Запалил Малах костерок, стал ушицу варить.
Вдруг голоса, шаги и — молчок. Малах, заслоняя глаза, глядел-глядел во тьму да и позвал:
— Эй, человек! Поспела ушица!
К костру подошли три монахини.
— Дозволь, дедушка, погреться? Идём, идём, а жилья всё нет.
— Похлебайте ушицы, говорю! Ваша еда, постная.
Монашенки были молоды, а под глазами чёрные круги.
Помолились, достали свои ложки, свой хлеб.
Похлебали.
— Ложитесь на телеге спать, — предложил Малах.
— А мы и ляжем, — согласились монашенки.
Двое пошли укладываться, третья осталась у огня.
— Далеко ли путь держите? — спросил Малах.
— В Никольский монастырь, в Арзамас. Собирали в Москве деньги на строительство, да больно много собиральщиков, дающих мало.
Малах поглядел на монахиню позорче: лицо пригожее, а глаза уж такие медленные, глянут и замрут.
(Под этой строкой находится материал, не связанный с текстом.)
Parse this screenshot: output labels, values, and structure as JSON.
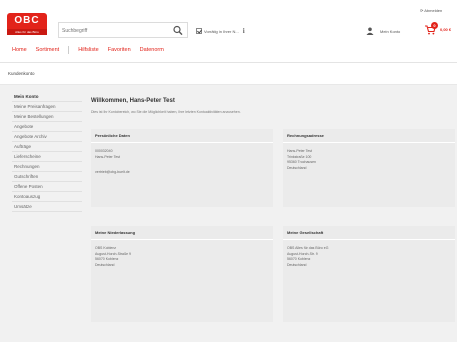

— Тебя, бедную, чай, обидели?
— Инокиню нельзя обидеть, мы не от мира сего... Да из меня, знать, плохая монашенка... Повстречалась нам нынче великая мерзость. Зашли мы утром в село у дороги, в имение княжича Якова Никитича Одоевского, а княжич над своими крестьянками казнь творит. Была у него псовая охота. Приказал он крестьянкам лечь с его гостями. Семь исполнили волю, а три — нет. Этим трём завязали платья над головой, поставили к столбам, и велел княжич всей деревней бить их по стыдному месту, за прекословие. Глядя на то позорище, не сдержалась я, грешница, пригрозила Якову Никитичу проклятьем. Он засмеялся, крестьянок отпустил, а нас привязал. До вечерней зари стояли... Такие ныне православные бояре у православного царя. Антихрист шастает по Русской земле.